The most influential point in predictor x is 11.72. This value is furthest away from the rest of the x value group. we will identify the hat value of that influential point.
x <- c(0.586, 0.166, -0.042, -0.614, 11.72)
y <- c(0.549, -0.026, -0.127, -0.751, 1.344)
fit5 <- lm(y~x)
influence(fit5)$hat
## 1 2 3 4 5
## 0.2286650 0.2438146 0.2525027 0.2804443 0.9945734
The Hat value is .995
The slope dfbeta is the second column. We need to identify that value for highest hat value.
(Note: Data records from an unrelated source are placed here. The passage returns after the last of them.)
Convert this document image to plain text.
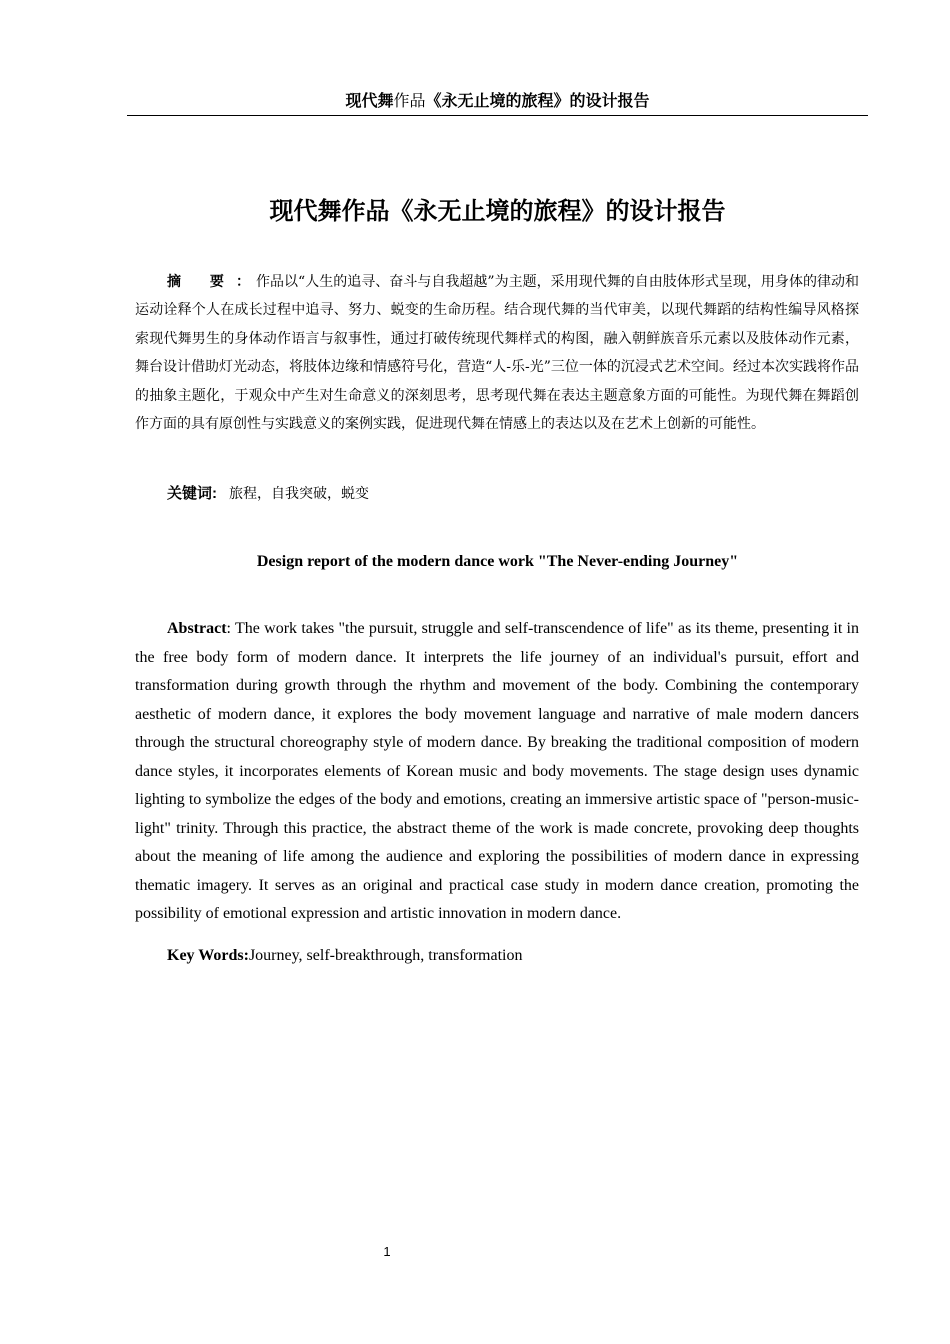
现代舞作品《永无止境的旅程》的设计报告
现代舞作品《永无止境的旅程》的设计报告
摘 要： 作品以“人生的追寻、奋斗与自我超越”为主题，采用现代舞的自由肢体形式呈现，用身体的律动和运动诠释个人在成长过程中追寻、努力、蜕变的生命历程。结合现代舞的当代审美，以现代舞蹈的结构性编导风格探索现代舞男生的身体动作语言与叙事性，通过打破传统现代舞样式的构图，融入朝鲜族音乐元素以及肢体动作元素，舞台设计借助灯光动态，将肢体边缘和情感符号化，营造“人-乐-光”三位一体的沉浸式艺术空间。经过本次实践将作品的抽象主题化，于观众中产生对生命意义的深刻思考，思考现代舞在表达主题意象方面的可能性。为现代舞在舞蹈创作方面的具有原创性与实践意义的案例实践，促进现代舞在情感上的表达以及在艺术上创新的可能性。
关键词: 旅程，自我突破，蜕变
Design report of the modern dance work "The Never-ending Journey"
Abstract: The work takes "the pursuit, struggle and self-transcendence of life" as its theme, presenting it in the free body form of modern dance. It interprets the life journey of an individual's pursuit, effort and transformation during growth through the rhythm and movement of the body. Combining the contemporary aesthetic of modern dance, it explores the body movement language and narrative of male modern dancers through the structural choreography style of modern dance. By breaking the traditional composition of modern dance styles, it incorporates elements of Korean music and body movements. The stage design uses dynamic lighting to symbolize the edges of the body and emotions, creating an immersive artistic space of "person-music-light" trinity. Through this practice, the abstract theme of the work is made concrete, provoking deep thoughts about the meaning of life among the audience and exploring the possibilities of modern dance in expressing thematic imagery. It serves as an original and practical case study in modern dance creation, promoting the possibility of emotional expression and artistic innovation in modern dance.
Key Words:Journey, self-breakthrough, transformation
1
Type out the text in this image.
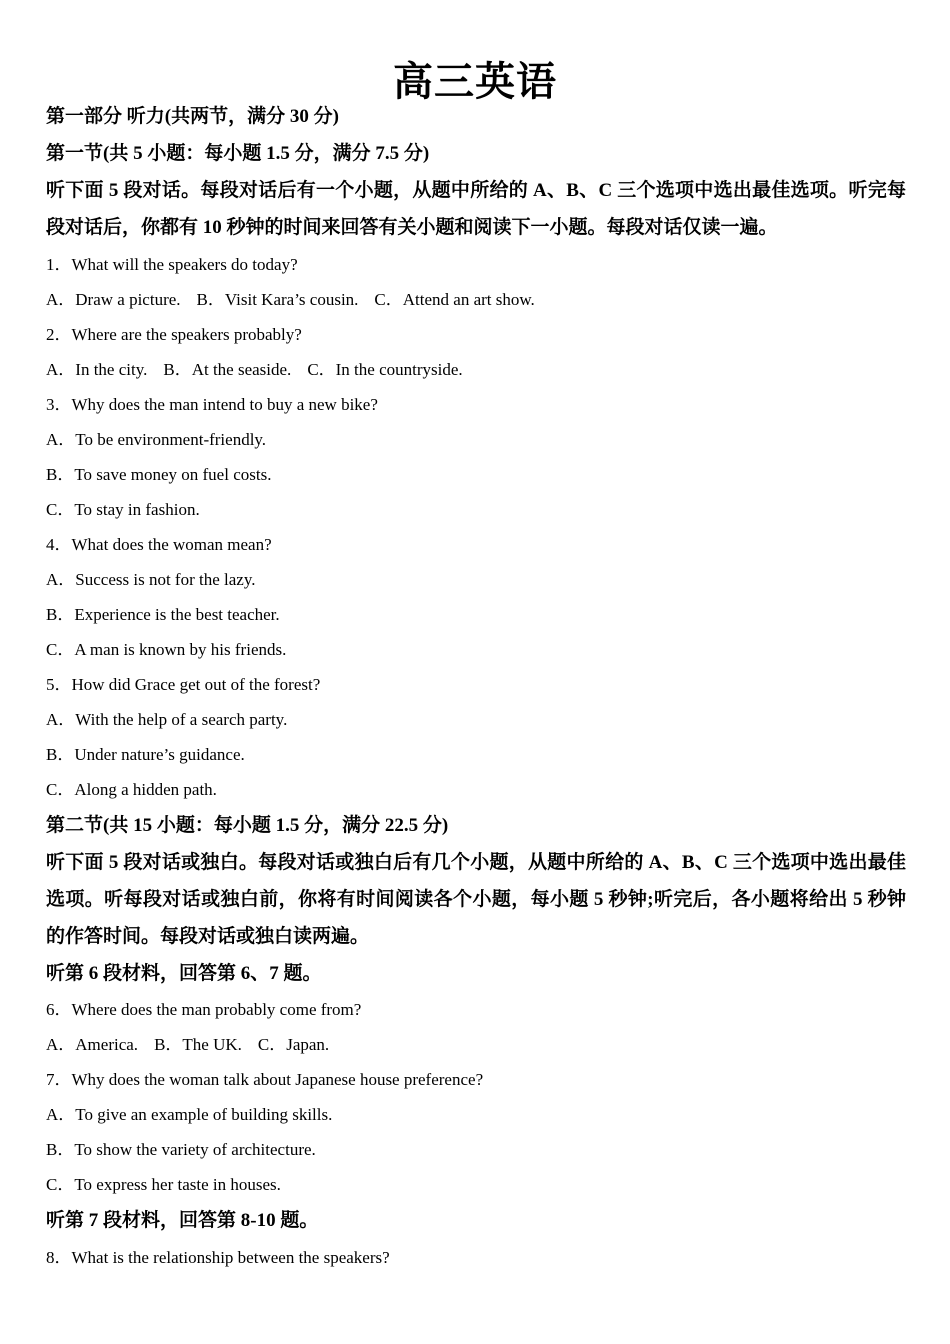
高三英语
第一部分 听力(共两节，满分 30 分)
第一节(共 5 小题：每小题 1.5 分，满分 7.5 分)
听下面 5 段对话。每段对话后有一个小题，从题中所给的 A、B、C 三个选项中选出最佳选项。听完每
段对话后，你都有 10 秒钟的时间来回答有关小题和阅读下一小题。每段对话仅读一遍。
1．What will the speakers do today?
A．Draw a picture. B．Visit Kara’s cousin. C．Attend an art show.
2．Where are the speakers probably?
A．In the city. B．At the seaside. C．In the countryside.
3．Why does the man intend to buy a new bike?
A．To be environment-friendly.
B．To save money on fuel costs.
C．To stay in fashion.
4．What does the woman mean?
A．Success is not for the lazy.
B．Experience is the best teacher.
C．A man is known by his friends.
5．How did Grace get out of the forest?
A．With the help of a search party.
B．Under nature’s guidance.
C．Along a hidden path.
第二节(共 15 小题：每小题 1.5 分，满分 22.5 分)
听下面 5 段对话或独白。每段对话或独白后有几个小题，从题中所给的 A、B、C 三个选项中选出最佳
选项。听每段对话或独白前，你将有时间阅读各个小题，每小题 5 秒钟;听完后，各小题将给出 5 秒钟
的作答时间。每段对话或独白读两遍。
听第 6 段材料，回答第 6、7 题。
6．Where does the man probably come from?
A．America. B．The UK. C．Japan.
7．Why does the woman talk about Japanese house preference?
A．To give an example of building skills.
B．To show the variety of architecture.
C．To express her taste in houses.
听第 7 段材料，回答第 8-10 题。
8．What is the relationship between the speakers?
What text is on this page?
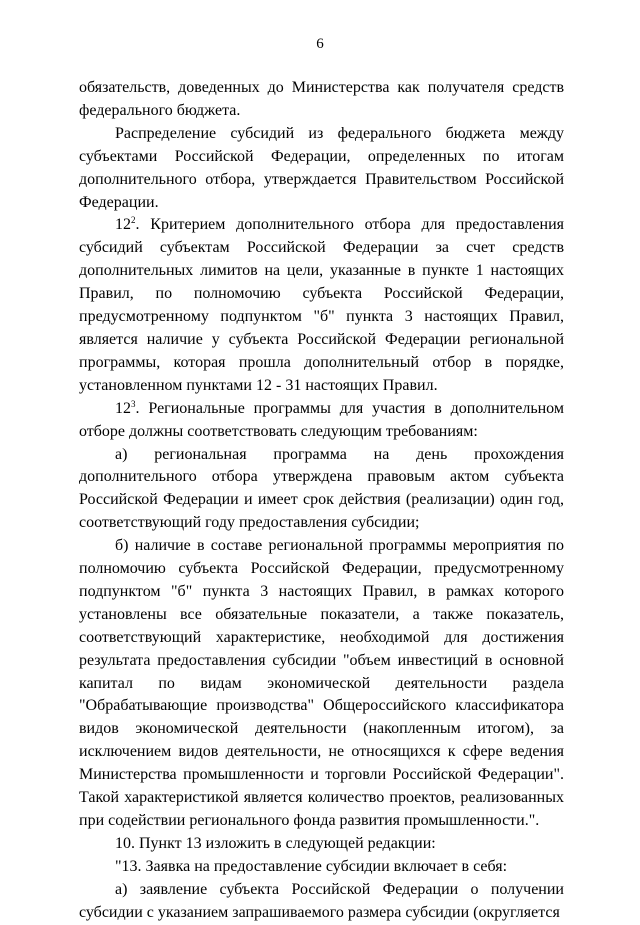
6

обязательств, доведенных до Министерства как получателя средств федерального бюджета.

Распределение субсидий из федерального бюджета между субъектами Российской Федерации, определенных по итогам дополнительного отбора, утверждается Правительством Российской Федерации.

$12^2$. Критерием дополнительного отбора для предоставления субсидий субъектам Российской Федерации за счет средств дополнительных лимитов на цели, указанные в пункте 1 настоящих Правил, по полномочию субъекта Российской Федерации, предусмотренному подпунктом "б" пункта 3 настоящих Правил, является наличие у субъекта Российской Федерации региональной программы, которая прошла дополнительный отбор в порядке, установленном пунктами 12 - 31 настоящих Правил.

$12^3$. Региональные программы для участия в дополнительном отборе должны соответствовать следующим требованиям:

а) региональная программа на день прохождения дополнительного отбора утверждена правовым актом субъекта Российской Федерации и имеет срок действия (реализации) один год, соответствующий году предоставления субсидии;

б) наличие в составе региональной программы мероприятия по полномочию субъекта Российской Федерации, предусмотренному подпунктом "б" пункта 3 настоящих Правил, в рамках которого установлены все обязательные показатели, а также показатель, соответствующий характеристике, необходимой для достижения результата предоставления субсидии "объем инвестиций в основной капитал по видам экономической деятельности раздела "Обрабатывающие производства" Общероссийского классификатора видов экономической деятельности (накопленным итогом), за исключением видов деятельности, не относящихся к сфере ведения Министерства промышленности и торговли Российской Федерации". Такой характеристикой является количество проектов, реализованных при содействии регионального фонда развития промышленности.".

10. Пункт 13 изложить в следующей редакции:

"13. Заявка на предоставление субсидии включает в себя:

а) заявление субъекта Российской Федерации о получении субсидии с указанием запрашиваемого размера субсидии (округляется
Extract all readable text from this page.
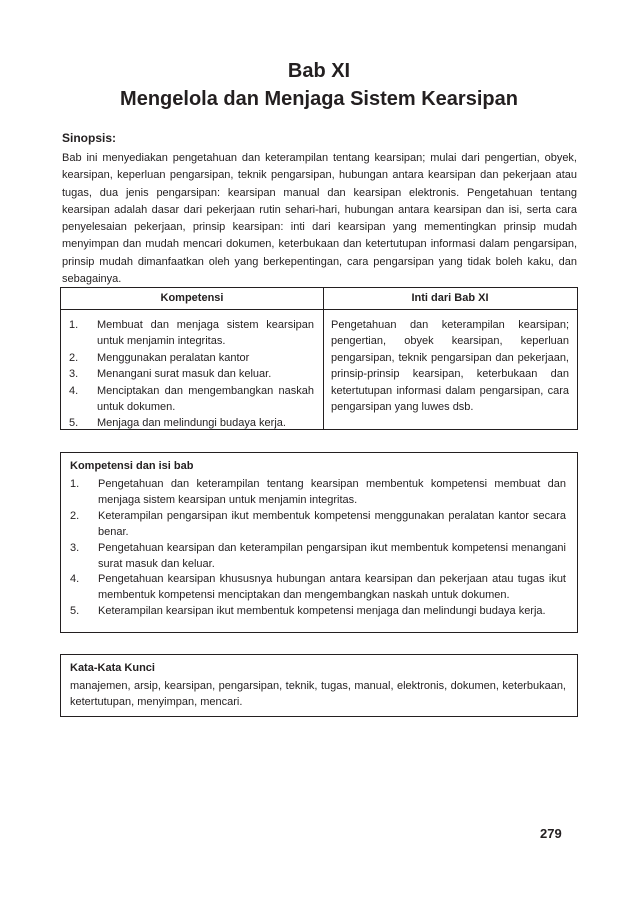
Bab XI
Mengelola dan Menjaga Sistem Kearsipan
Sinopsis:

Bab ini menyediakan pengetahuan dan keterampilan tentang kearsipan; mulai dari pengertian, obyek, kearsipan, keperluan pengarsipan, teknik pengarsipan, hubungan antara kearsipan dan pekerjaan atau tugas, dua jenis pengarsipan: kearsipan manual dan kearsipan elektronis. Pengetahuan tentang kearsipan adalah dasar dari pekerjaan rutin sehari-hari, hubungan antara kearsipan dan isi, serta cara penyelesaian pekerjaan, prinsip kearsipan: inti dari kearsipan yang mementingkan prinsip mudah menyimpan dan mudah mencari dokumen, keterbukaan dan ketertutupan informasi dalam pengarsipan, prinsip mudah dimanfaatkan oleh yang berkepentingan, cara pengarsipan yang tidak boleh kaku, dan sebagainya.

Kompetensi	Inti dari Bab XI
1. Membuat dan menjaga sistem kearsipan untuk menjamin integritas.
2. Menggunakan peralatan kantor
3. Menangani surat masuk dan keluar.
4. Menciptakan dan mengembangkan naskah untuk dokumen.
5. Menjaga dan melindungi budaya kerja.

Pengetahuan dan keterampilan kearsipan; pengertian, obyek kearsipan, keperluan pengarsipan, teknik pengarsipan dan pekerjaan, prinsip-prinsip kearsipan, keterbukaan dan ketertutupan informasi dalam pengarsipan, cara pengarsipan yang luwes dsb.

Kompetensi dan isi bab
1. Pengetahuan dan keterampilan tentang kearsipan membentuk kompetensi membuat dan menjaga sistem kearsipan untuk menjamin integritas.
2. Keterampilan pengarsipan ikut membentuk kompetensi menggunakan peralatan kantor secara benar.
3. Pengetahuan kearsipan dan keterampilan pengarsipan ikut membentuk kompetensi menangani surat masuk dan keluar.
4. Pengetahuan kearsipan khususnya hubungan antara kearsipan dan pekerjaan atau tugas ikut membentuk kompetensi menciptakan dan mengembangkan naskah untuk dokumen.
5. Keterampilan kearsipan ikut membentuk kompetensi menjaga dan melindungi budaya kerja.
Kata-Kata Kunci

manajemen, arsip, kearsipan, pengarsipan, teknik, tugas, manual, elektronis, dokumen, keterbukaan, ketertutupan, menyimpan, mencari.

279
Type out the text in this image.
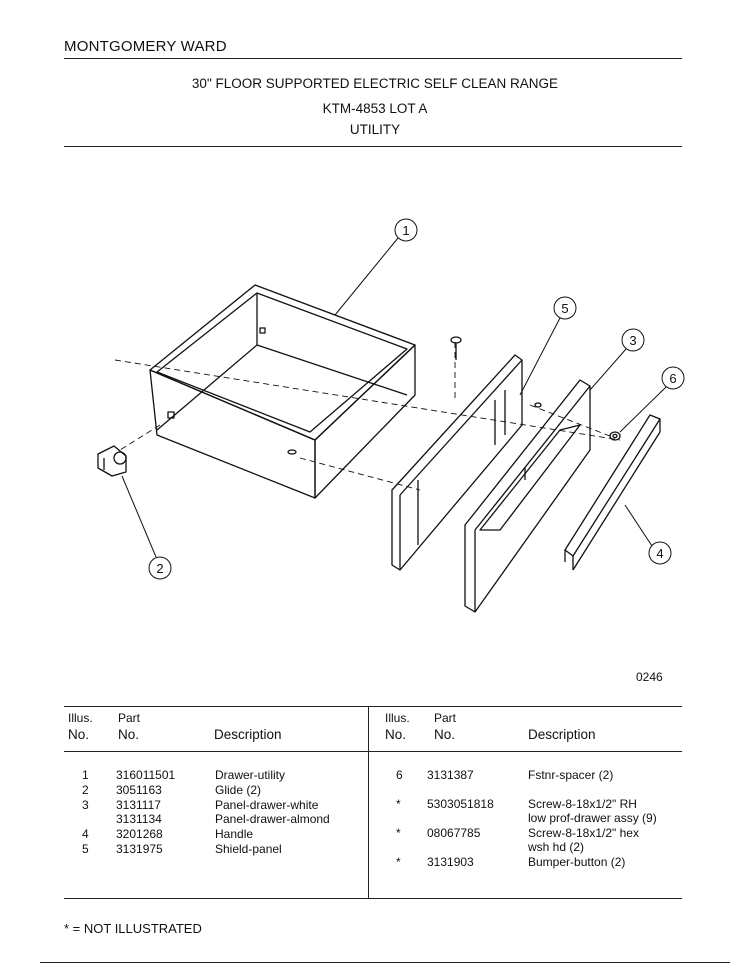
MONTGOMERY WARD
30" FLOOR SUPPORTED ELECTRIC SELF CLEAN RANGE
KTM-4853 LOT A
UTILITY
1
5
3
6
4
2
0246
Illus.
No.
Part
No.	Description
Illus.
No.
Part
No.	Description
1 316011501	Drawer-utility
2 3051163	Glide (2)
3 3131117	Panel-drawer-white
3131134	Panel-drawer-almond
4 3201268	Handle
5 3131975	Shield-panel
6 3131387	Fstnr-spacer (2)
* 5303051818	Screw-8-18x1/2" RH
low prof-drawer assy (9)
* 08067785	Screw-8-18x1/2" hex
wsh hd (2)
* 3131903	Bumper-button (2)
* = NOT ILLUSTRATED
x <- c(0.586, 0.166, -0.042, -0.614, 11.72)
y <- c(0.549, -0.026, -0.127, -0.751, 1.344)
fit6 <- lm(y~x)
influence.measures(fit5)
## Influence measures of
## lm(formula = y ~ x) :
##
## dfb.1_ dfb.x dffit cov.r cook.d hat inf
## 1 1.0621 -3.78e-01 1.0679 0.341 2.93e-01 0.229 *
## 2 0.0675 -2.86e-02 0.0675 2.934 3.39e-03 0.244
## 3 -0.0174 7.92e-03 -0.0174 3.007 2.26e-04 0.253 *
## 4 -1.2496 6.73e-01 -1.2557 0.342 3.91e-01 0.280 *
## 5 0.2043 -1.34e+02 -149.7204 0.107 2.70e+02 0.995 *
The slope dfbeta is -1.34e+02 = -134
It is possible for the coefficient to reverse sign after adjustment. For example, it can be strongly significant and positive before adjustment and strongly significant and negative after adjustment.